Será que para mí el Carnaval, entre otras cosas, es más la copla, cuestión de tripas, conciencia de clase. Será que para mí el Carnaval de Cádiz es más la evolución como instrumento social que desenfreno y mascarada, cachondeo y el reino del todo vale en esos días que dios bendito es sordociego.
Por lo visto la calle sigue más o menos como siempre y yo me habré vuelto carajote u olvidadizo o impertinente por más viejo y ya. Y no me vengan con el sucio truco que claro que recuerdo mis diecisiete, dieciocho, diecinueve, bebiéndome ese primer sábado lo imposible, la Plaza Mina, San Francisco, riendo a gritos, disfrutando la nada de la fiesta por la fiesta con amigos, expulsando la madrugada donde podía.
Era muy joven y hacía las imbecilidades propias de las que por supuesto no me arrepiento.
Pero ya no es cuestión ni de juventud ni de la toma por esta de una o dos noches. Otros años, decías, bueno, uno o dos días de aglomeración, vale, lo aceptabas como mal menor. Sin embargo, ahora el Carnaval de Cádiz es reclamo de desfase a nivel nacional casi toda la semana. Mil autobuses de excursión express low cost al Zoo Carnaval de Cádiz. Un sanfermín de disfraces. Una feria de puertas abiertas al tres por cuatro. Una ciudad con más trolleys que guitarras.
Levantarse para trabajar cada día y recibir de primer café el bofetón de la mezcla de orina y cerveza. Asomarte al balcón de Sagasta a cualquier hora y tantísimo pureta extranjero poseído por su revivido espíritu adolescente, rebotando de acera en acera, trabándose los pies y esa lengua castellana tan bien domada.
Pero a lo mejor es exageración contrariarse. Vivir en el centro y bajar un lunes con tu niña chica y toparse a un metro de tu casapuerta con un tío regando de orín la fachada o con otra buscándose la vida para vaciarse entre dos coches. A plena luz de la tarde. Esquivar los más elegantes disfraces del chino para que no te echen la copa encima, te quemen con el cigarro y encima te echen cojones. No poder bajar a tu hija del cochecito y dejarla correr y tirar papelillos por su propia calle para que no vuelva otra vez con los bajos de su disfraz de Mirabel empapados de meados.
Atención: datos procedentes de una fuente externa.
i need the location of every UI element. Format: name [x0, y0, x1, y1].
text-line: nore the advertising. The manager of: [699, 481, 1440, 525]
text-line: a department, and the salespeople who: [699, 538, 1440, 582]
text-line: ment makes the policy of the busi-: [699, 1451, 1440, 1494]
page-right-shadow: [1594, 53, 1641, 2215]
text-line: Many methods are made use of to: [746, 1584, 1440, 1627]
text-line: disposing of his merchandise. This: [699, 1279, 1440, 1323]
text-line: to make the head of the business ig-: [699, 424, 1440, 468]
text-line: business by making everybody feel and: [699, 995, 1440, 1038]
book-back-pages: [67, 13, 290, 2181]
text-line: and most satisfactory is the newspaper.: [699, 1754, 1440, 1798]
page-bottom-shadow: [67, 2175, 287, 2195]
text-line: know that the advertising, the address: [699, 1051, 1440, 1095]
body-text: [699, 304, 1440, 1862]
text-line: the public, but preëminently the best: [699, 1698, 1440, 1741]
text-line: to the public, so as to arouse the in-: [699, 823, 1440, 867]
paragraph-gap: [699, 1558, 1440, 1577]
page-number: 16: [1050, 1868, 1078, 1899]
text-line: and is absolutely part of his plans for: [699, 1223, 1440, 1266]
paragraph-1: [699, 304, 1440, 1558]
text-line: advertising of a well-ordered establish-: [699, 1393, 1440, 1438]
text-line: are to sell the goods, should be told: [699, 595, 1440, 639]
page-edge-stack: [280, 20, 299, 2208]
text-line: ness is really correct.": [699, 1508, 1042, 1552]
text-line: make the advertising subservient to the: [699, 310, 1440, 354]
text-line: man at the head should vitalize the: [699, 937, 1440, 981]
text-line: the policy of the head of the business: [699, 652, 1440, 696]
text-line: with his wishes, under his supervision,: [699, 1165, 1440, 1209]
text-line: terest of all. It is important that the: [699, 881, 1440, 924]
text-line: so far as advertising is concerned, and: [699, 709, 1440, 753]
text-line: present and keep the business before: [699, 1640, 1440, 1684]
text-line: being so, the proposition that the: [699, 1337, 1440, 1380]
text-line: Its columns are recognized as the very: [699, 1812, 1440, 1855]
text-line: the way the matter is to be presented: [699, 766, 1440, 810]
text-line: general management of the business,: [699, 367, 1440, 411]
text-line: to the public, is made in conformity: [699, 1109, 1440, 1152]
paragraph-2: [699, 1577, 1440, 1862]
Cádiz en Carnaval será para ellos la nueva Las Vegas. Cádiz Las Vegas, y qué. Lo que pase en Cádiz, se quedará en Cádiz. La Venecia incivilizada, la Magaluf amurallada, aventura asequible y diversión diferente para maduros y jóvenes, la Babel apretada, condones, orgías, mucho alcohol. Por algo Baco es nuestro santo patrón. Qué pena que no hablemos más lento y con más consonantes para que se nos entienda mejor y vengan más y tengamos que construir dos y tres plantas de Cádiz para más Carnaval. Cada piso su sección, su público, su propia concepción del (no) Carnaval de Cádiz patrocinado por El Corte Inglés.
Quien me conoce sabe que fue y será mi primera y mi última música, bandera de cultura, que se me llena la boca con Carnaval. Aunque he de reconocer que esta semana haya sido de puras ganas de vómito.
Empezó el pregón del gran Sheriff para darle comienzo y para mí ya había acabado, solo que no lo sabía. Tampoco mi hija, que nos pedía calle y Carnaval sin saber que ya no era nuestro ni sería lo que nos había prometido en la Ostionada semanas antes mientras escuchábamos grupos juveniles en la calle aún posible y practicable, y que quizá no lo volvería a ser jamás. Y tal vez sea sensación mía que cuanto más vienen, menos y peor conocen nuestro Carnaval (de Cádiz). Aunque también es verdad que hay mucho autóctono que todavía no se ha enterado y al carnaval solo lo ve como mero horizonte de penitentes. O perdón, nazarenos. O a lo mejor sigo exagerando.